To me, he is the king of the good, simple pop song. His music has also been a theme in my relationship with my husband; the first time I ever saw Jamie play drums was at a Tom Petty tribute night where he accompanied our friend Kai on ’Don’t Come Around Here No More,’ we got to see Tom perform at Bonnaroo in 2013, we’ve listened to his records on countless drives, I danced to ’Wildflowers’ with my dad at Jamie and my wedding… His music has been a soundtrack of the last ten years of my life and shows up in many ways in the music I make.”

4. Jenny Lewis – Rabbit Fur Coat (2006, Rough Trade Records)

“This was a big record for me and when I listen to it still brings me back to a specific time in my life. The first time I ever laid ears on Jenny Lewis’ music was coincidentally the first time (of only two times in my life, don’t worry) that I ever partook of acid. What a perfect marriage! I was absolutely mesmerized. I remember thinking, ’this woman is speaking my language.’ I got to see her play in Chicago in 2008 and I remember writing in my journal about that show afterwards. Her lyrics were so frank. She doesn’t hide behind anything, she just comes out and says it.

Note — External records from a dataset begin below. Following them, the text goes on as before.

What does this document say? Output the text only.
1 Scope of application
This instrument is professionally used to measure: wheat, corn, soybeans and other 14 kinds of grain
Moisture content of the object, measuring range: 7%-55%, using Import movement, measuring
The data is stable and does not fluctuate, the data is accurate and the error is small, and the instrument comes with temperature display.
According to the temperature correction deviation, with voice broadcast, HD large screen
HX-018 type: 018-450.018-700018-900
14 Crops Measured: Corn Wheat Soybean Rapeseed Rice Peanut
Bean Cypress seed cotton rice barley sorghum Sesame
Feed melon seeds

And I love the way her songs can be so fun, but at the same time she is singing about something heavy or painful. That is definitely something I like to explore and played with on songs like ’Excuses’ and ’Climber’ on this latest record. Her more recent record The Voyager remains another go-to of mine.”

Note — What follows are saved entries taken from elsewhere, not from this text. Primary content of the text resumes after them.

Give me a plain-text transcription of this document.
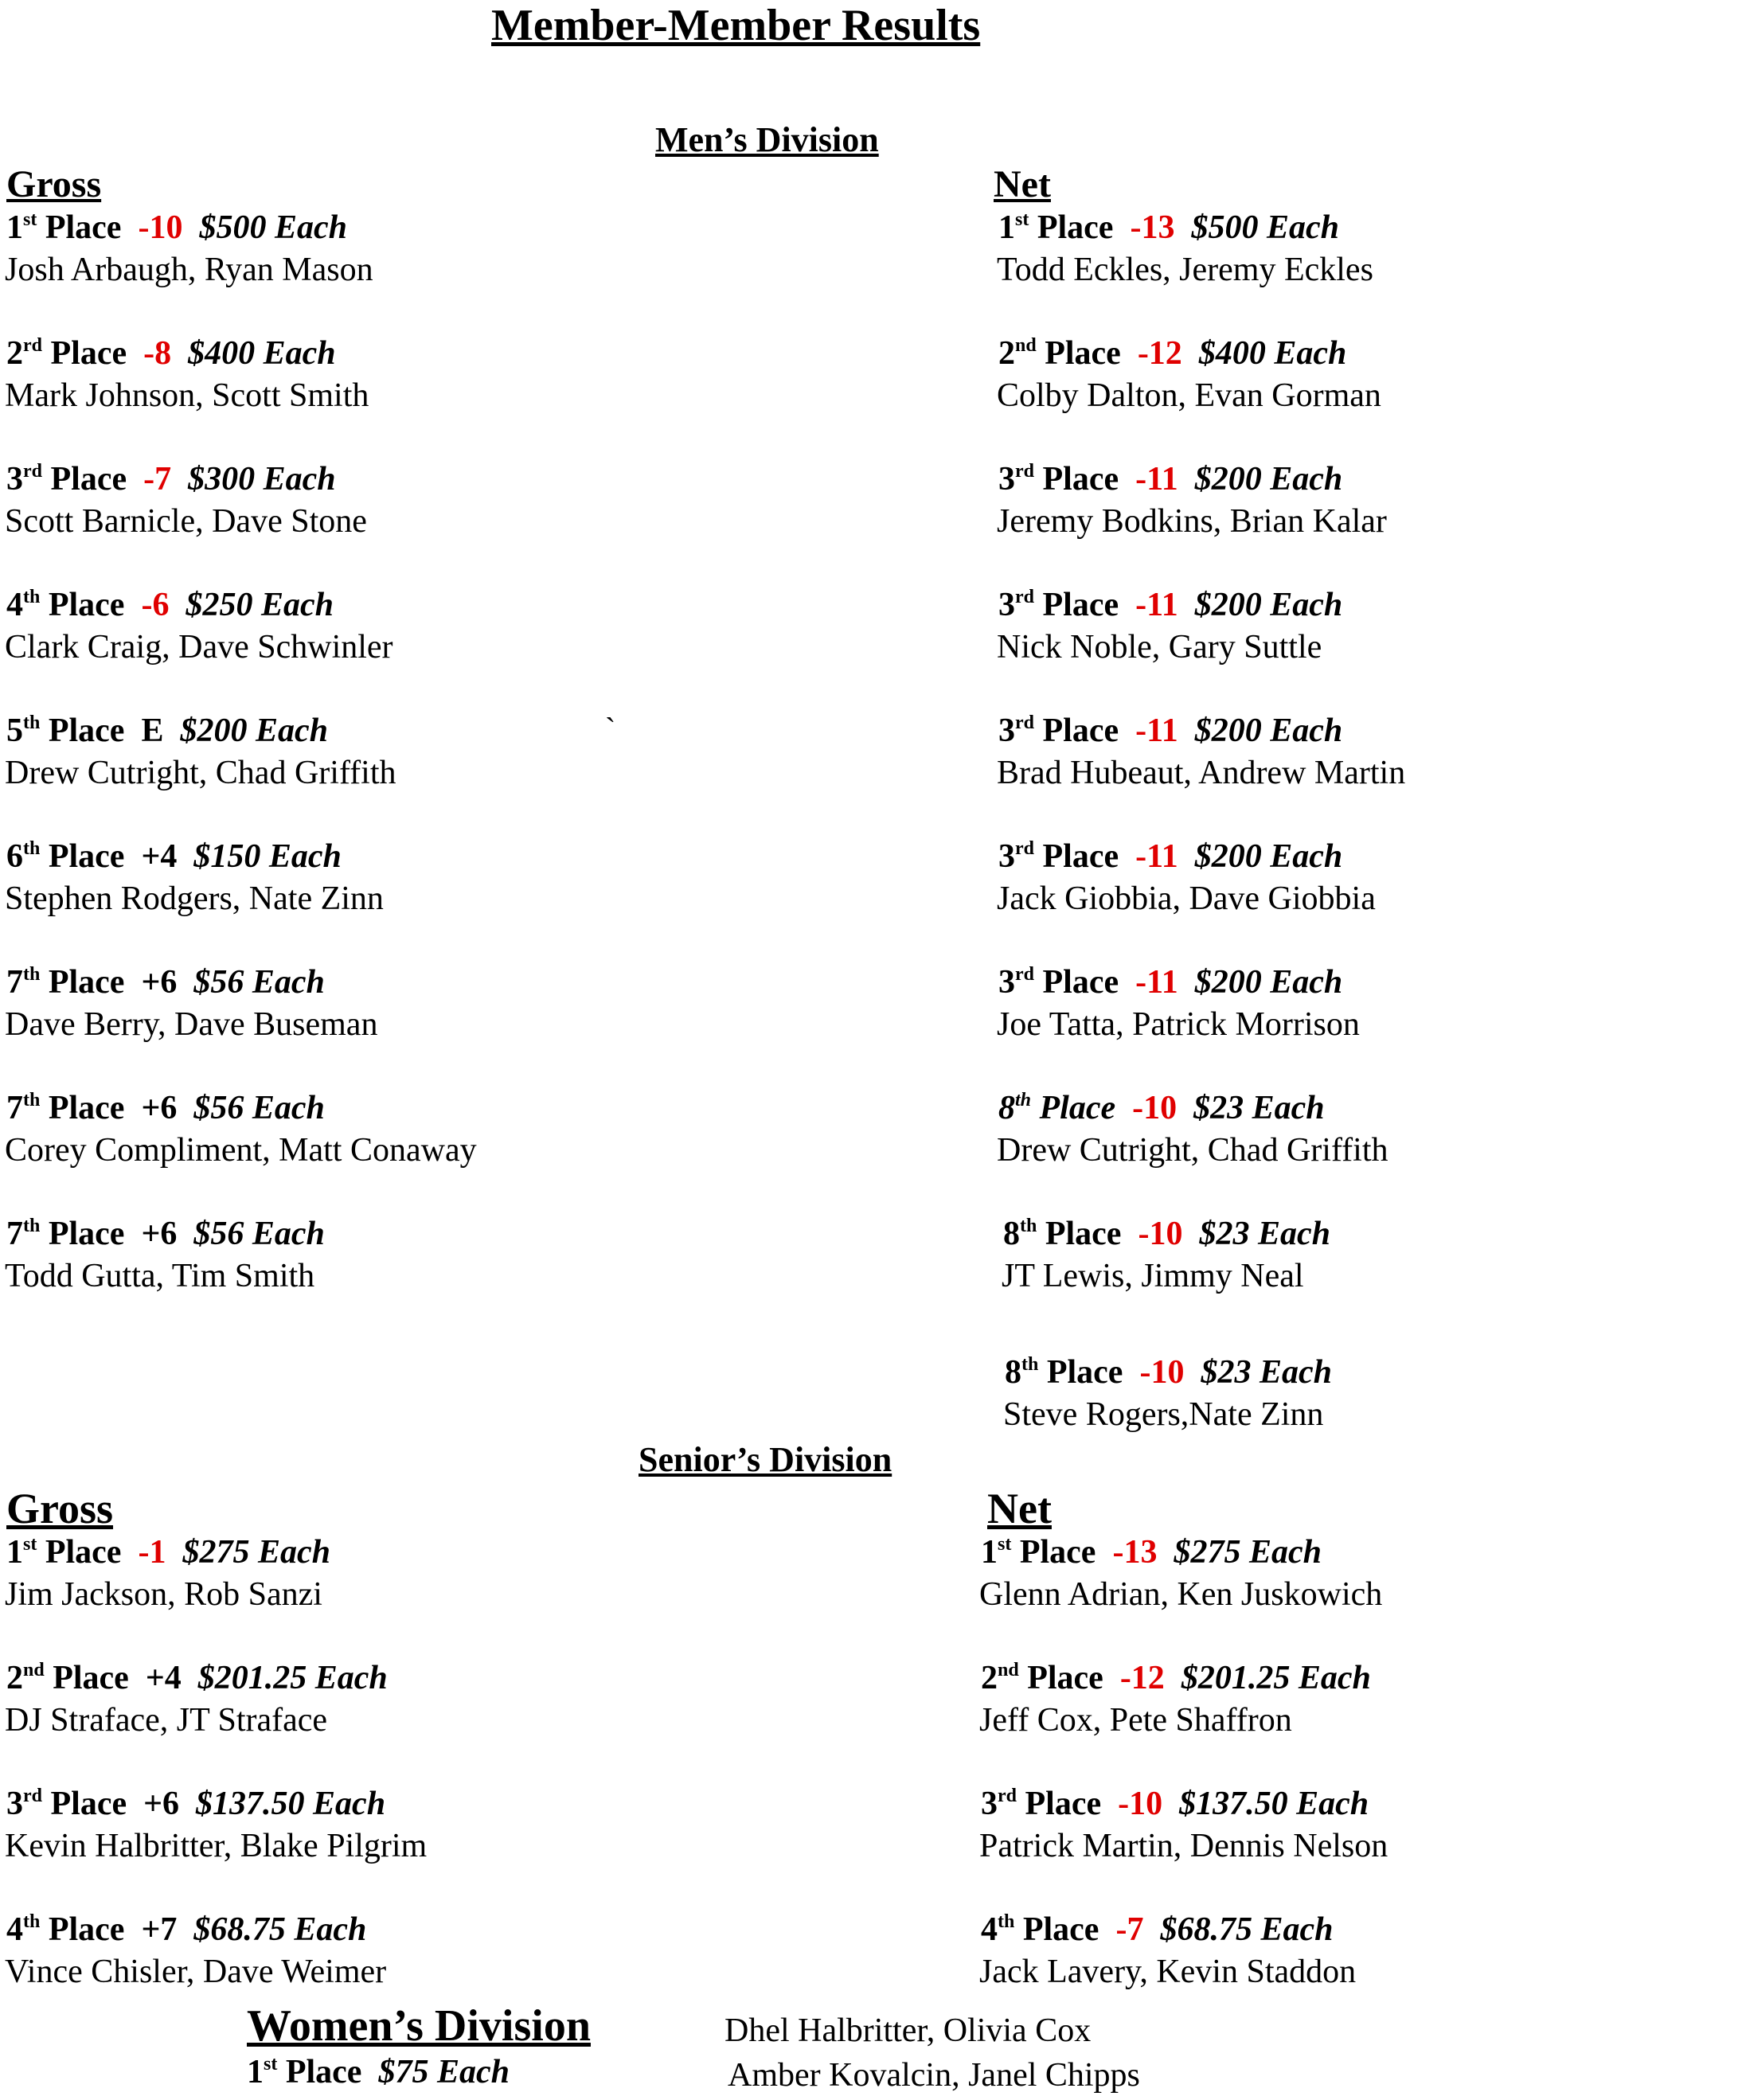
Member-Member Results
Men’s Division
Gross	Net
`
1st Place -10 $500 Each
Josh Arbaugh, Ryan Mason
2rd Place -8 $400 Each
Mark Johnson, Scott Smith
3rd Place -7 $300 Each
Scott Barnicle, Dave Stone
4th Place -6 $250 Each
Clark Craig, Dave Schwinler
5th Place E $200 Each
Drew Cutright, Chad Griffith
6th Place +4 $150 Each
Stephen Rodgers, Nate Zinn
7th Place +6 $56 Each
Dave Berry, Dave Buseman
7th Place +6 $56 Each
Corey Compliment, Matt Conaway
7th Place +6 $56 Each
Todd Gutta, Tim Smith
1st Place -13 $500 Each
Todd Eckles, Jeremy Eckles
2nd Place -12 $400 Each
Colby Dalton, Evan Gorman
3rd Place -11 $200 Each
Jeremy Bodkins, Brian Kalar
3rd Place -11 $200 Each
Nick Noble, Gary Suttle
3rd Place -11 $200 Each
Brad Hubeaut, Andrew Martin
3rd Place -11 $200 Each
Jack Giobbia, Dave Giobbia
3rd Place -11 $200 Each
Joe Tatta, Patrick Morrison
8th Place -10 $23 Each
Drew Cutright, Chad Griffith
8th Place -10 $23 Each
JT Lewis, Jimmy Neal
8th Place -10 $23 Each
Steve Rogers,Nate Zinn
Senior’s Division
Gross	Net
1st Place -1 $275 Each
Jim Jackson, Rob Sanzi
2nd Place +4 $201.25 Each
DJ Straface, JT Straface
3rd Place +6 $137.50 Each
Kevin Halbritter, Blake Pilgrim
4th Place +7 $68.75 Each
Vince Chisler, Dave Weimer
1st Place -13 $275 Each
Glenn Adrian, Ken Juskowich
2nd Place -12 $201.25 Each
Jeff Cox, Pete Shaffron
3rd Place -10 $137.50 Each
Patrick Martin, Dennis Nelson
4th Place -7 $68.75 Each
Jack Lavery, Kevin Staddon
Women’s Division
1st Place $75 Each
Dhel Halbritter, Olivia Cox
Amber Kovalcin, Janel Chipps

5. Kathleen Edwards – Voyageur (2012, MapleMusic Recordings)

“This is an outstanding record from start to finish, and I connected with this one at a pivotal time in my life, when I was finding my footing in Nashville and making my first solo record, while also falling in love. So I equate it with a time of growth and excitement and a fervent hunger to make and consume music. When it first came out (and still on occasion) I would listen to ’Change the Sheets’ on repeat and feel like, ’this is the kind of song I want to write.’ Her heart comes through in these songs, her pain, joy, humour. Highly influential on me as songwriter.”

6. Curveball: Arcade Fire – The Suburbs (2010, Merge Records)

“Does this album have anything to do with my music? I couldn’t say for sure. But I can tell you I absolutely love it and whenever I circle back to it I find that it more than stands the test of time. It pulls you in to a world. It puts you in a state. The songs are good in a way that hurts a little bit. If I want to dance maniacally around the house and shake something out, this is the record I turn to.”